Reinhold Brinkmann


Anne C. Shreffler


Reinhold Brinkmann


Reinhold Brinkmann, a distinguished scholar whose writings on music of the 19th and 20th centuries made an indelible mark on musicology in Germany and the United States, died on October 10, 2010, after a long illness, in Eckernförde, Germany, at the age of 76. He taught in the Department of Music at Harvard University from 1985 until his retirement in 2003, serving as James Edward Ditson Professor of Music and department chair. Those who knew him will remember his brilliance, wit, and immense erudition, and his passionate devotion to the department and to his colleagues and students.


Brinkmann came to Harvard from Berlin, where he had been Professor at the Hochschule der Künste since 1980, and prior to that, Professor of Musicology at the University of Marburg. From 1976-80, he directed the Institut für Neue Musik und Musikerziehung in Darmstadt. He received his doctorate from the Universität Freiburg (with H. H. Eggebrecht) in 1967, and his habilitation from the Freie Universität Berlin (with Rudolf Stephan) in 1970.


In 2001, Brinkmann was the first musicologist to be awarded the prestigious Ernst von Siemens Musikpreis. His acceptance speech was a visionary declaration of what musicology could be. This musicology encompasses social and political aspects of music as well as rigorous analysis, and imagines new ways of communicating about music: «Ich sehe Musikwissenschaftler bei Poeten in die Lehre gehen und eine verständliche und doch reich nuancierte Sprache sprechen und schreiben.» His own work, with its lucid prose and forceful thinking, exemplifies this vision.


His writings span a broad range of topics, including the Second Viennese School (especially Schoenberg), the Romantic Lied tradition, Wagner, Skryabin, Varèse, Eisler, and Ives. Brinkmann’s scholarship extended to new music, and he enjoyed close friendships with composers Helmut Lachenmann, Wolfgang Rihm, and Luciano Berio, who dedicated his Sonata per pianoforte solo to him in 2001. Brinkmann’s work combines intimate knowledge of the music, often shown in meticulous analyses, with an awareness of its social and political backgrounds and ramifications. His publications include his nuanced and thought-provoking study of Brahms’s Symphonie Nr. 2, (Late Idyll, Harvard University Press, 1995, deutsche Fassung als Band 70 der Reihe Musik-Konzepte) and a volume on German musicians who fled Fascism, co-edited with Christoph Wolff, «Driven Into Paradise»: The Musical Migration from Nazi Germany to the United States (1999).

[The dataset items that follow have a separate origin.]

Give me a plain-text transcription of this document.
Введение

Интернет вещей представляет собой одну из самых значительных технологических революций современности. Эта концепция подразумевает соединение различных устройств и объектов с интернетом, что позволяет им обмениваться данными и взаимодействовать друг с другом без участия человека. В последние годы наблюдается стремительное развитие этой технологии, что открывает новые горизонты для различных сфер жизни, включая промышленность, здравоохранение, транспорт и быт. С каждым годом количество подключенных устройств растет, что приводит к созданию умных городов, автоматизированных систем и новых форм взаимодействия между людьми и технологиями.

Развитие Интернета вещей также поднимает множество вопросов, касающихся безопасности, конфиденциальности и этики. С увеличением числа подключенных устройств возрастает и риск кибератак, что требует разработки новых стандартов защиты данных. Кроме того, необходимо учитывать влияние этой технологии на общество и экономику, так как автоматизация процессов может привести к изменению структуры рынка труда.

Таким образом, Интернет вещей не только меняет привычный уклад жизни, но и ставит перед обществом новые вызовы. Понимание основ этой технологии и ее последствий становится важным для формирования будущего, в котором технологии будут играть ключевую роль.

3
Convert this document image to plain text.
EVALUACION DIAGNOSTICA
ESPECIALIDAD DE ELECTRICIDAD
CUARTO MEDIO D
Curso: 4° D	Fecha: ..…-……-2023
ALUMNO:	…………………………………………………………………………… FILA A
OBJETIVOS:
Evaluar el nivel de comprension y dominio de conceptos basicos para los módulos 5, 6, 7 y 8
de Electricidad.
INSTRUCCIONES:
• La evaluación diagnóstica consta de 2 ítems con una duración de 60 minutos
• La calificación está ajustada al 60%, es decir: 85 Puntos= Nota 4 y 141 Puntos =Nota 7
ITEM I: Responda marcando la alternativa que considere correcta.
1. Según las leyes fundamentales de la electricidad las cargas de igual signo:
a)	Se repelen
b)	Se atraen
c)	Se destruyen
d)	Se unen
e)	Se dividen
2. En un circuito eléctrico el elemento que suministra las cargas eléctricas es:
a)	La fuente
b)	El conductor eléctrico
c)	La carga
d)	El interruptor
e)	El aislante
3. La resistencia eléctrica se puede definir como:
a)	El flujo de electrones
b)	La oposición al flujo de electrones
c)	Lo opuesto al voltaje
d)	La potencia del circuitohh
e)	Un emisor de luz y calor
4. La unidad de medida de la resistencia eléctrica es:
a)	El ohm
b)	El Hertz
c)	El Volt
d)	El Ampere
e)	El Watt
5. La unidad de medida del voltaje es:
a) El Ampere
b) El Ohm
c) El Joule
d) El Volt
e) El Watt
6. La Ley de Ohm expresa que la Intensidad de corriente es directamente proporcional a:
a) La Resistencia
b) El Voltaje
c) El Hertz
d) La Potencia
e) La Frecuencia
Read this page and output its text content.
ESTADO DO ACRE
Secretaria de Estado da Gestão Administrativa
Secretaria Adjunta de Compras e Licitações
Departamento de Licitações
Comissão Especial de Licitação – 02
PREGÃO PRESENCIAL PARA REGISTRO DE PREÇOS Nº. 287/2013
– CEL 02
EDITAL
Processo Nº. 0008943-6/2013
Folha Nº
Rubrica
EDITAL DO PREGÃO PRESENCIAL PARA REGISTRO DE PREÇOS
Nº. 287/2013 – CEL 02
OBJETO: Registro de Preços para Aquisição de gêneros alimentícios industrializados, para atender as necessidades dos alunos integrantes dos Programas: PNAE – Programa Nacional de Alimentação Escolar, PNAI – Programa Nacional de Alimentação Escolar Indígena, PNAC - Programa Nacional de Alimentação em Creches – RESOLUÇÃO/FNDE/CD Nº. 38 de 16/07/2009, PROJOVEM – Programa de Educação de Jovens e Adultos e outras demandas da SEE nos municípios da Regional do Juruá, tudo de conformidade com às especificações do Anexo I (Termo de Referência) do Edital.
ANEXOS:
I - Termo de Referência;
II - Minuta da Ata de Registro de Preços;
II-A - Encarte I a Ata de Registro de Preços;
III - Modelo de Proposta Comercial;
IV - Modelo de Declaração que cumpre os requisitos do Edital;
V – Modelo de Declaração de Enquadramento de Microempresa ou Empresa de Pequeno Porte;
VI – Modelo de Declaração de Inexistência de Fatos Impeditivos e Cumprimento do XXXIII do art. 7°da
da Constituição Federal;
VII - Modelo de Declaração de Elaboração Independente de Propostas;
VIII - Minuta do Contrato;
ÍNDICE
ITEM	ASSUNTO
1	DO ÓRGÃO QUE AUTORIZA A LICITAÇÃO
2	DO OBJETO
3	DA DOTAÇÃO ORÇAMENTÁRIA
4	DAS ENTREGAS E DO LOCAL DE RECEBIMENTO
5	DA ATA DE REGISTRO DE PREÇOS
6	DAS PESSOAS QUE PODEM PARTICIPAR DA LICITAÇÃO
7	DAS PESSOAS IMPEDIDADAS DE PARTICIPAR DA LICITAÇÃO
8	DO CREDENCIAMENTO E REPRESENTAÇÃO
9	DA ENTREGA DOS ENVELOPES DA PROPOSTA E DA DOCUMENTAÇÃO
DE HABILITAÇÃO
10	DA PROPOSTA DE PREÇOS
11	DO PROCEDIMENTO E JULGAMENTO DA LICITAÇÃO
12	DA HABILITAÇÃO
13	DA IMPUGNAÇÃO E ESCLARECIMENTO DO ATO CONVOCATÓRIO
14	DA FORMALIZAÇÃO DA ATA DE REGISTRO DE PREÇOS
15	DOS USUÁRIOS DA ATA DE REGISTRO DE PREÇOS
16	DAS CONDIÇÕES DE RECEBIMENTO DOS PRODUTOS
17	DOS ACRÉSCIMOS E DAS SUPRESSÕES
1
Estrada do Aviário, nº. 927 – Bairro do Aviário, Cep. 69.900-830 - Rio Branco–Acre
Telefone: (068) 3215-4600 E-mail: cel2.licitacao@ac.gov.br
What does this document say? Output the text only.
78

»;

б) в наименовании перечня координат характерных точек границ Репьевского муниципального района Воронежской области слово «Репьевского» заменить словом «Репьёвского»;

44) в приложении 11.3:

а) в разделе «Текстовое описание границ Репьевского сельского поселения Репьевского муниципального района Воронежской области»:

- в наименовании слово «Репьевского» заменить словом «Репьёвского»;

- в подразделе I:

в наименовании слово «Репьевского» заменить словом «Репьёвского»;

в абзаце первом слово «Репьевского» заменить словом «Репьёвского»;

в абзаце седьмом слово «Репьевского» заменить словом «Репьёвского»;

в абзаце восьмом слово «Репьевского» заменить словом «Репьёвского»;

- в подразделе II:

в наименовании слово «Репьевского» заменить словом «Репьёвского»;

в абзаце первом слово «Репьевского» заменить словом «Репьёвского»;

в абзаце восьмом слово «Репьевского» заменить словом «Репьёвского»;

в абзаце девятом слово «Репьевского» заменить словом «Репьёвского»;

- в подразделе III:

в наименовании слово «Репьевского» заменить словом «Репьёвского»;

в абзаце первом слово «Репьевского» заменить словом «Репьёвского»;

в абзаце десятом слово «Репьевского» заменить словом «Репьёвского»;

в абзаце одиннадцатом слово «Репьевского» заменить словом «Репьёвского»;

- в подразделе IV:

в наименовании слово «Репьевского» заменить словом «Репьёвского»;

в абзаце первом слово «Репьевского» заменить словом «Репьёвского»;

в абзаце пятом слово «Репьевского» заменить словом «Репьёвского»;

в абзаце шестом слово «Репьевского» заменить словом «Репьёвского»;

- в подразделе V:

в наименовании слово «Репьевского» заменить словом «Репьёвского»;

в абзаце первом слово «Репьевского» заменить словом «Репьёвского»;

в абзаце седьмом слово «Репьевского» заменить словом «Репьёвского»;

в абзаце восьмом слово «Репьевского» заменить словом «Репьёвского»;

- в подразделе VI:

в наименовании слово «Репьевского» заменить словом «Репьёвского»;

His edition of Schoenberg’s Pierrot lunaire for the Schönberg Gesamtausgabe, in particular his book-length critical report on the work’s sources and its historical and biographical position, was a ground-breaking contribution to the Schoenberg literature. His 1967 dissertation, Arnold Schönberg, Drei Klavierstücke op. 11: Studien zur frühen Atonalität bei Schönberg, was republished in a second edition (with a new foreword) in 2000. A lifelong interest in German Lieder and poetry was reflected in his monograph, Schumann und Eichendorff: Studien zum Liederkreis op. 39 (1997) and in his substantial contribution on the 19th-century Lied tradition in the volume Musikalische Lyrik (2004). A selection of his essays in German, Vom Pfeifen und von alten Dampfmaschinen: Aufsätze zur Musik von Beethoven bis Rihm, appeared in 2006. At his death, he was working on a project called «Das verzerrte Sublime» about how the Nazi regime appropriated and misused the German classical musical tradition.


The international scope of Brinkmann’s work and influence is further reflected in two Festschriften, Music and the Aesthetic of Modernity, edited by Karol Berger and Anthony Newcomb and published with Harvard University Press (2005), and one produced by the Humboldt-Universität zu  Berlin, where he held an honorary professorship, Musikalische Analyse und kulturgeschichtliche Kontextualisierung, edited by Tobias Bleek and Camilla Bork (2010).


Reinhold Brinkmann’s breadth of vision, critical intelligence, and deep humanity characterized his teaching and mentoring of students as well as his scholarship. Conversations always branched out from music to art, literature, architecture, sports, and history, and he always had time to talk. Most inspiring to his students was his conviction that musicology was not simply an academic discipline, but rather a deeply ethical undertaking that could have a real impact on the way we hear music and see the world. Musicology has lost a scholar of great insight and integrity, and we will miss him.



DISSONANCE 112, december 2010, p. 79.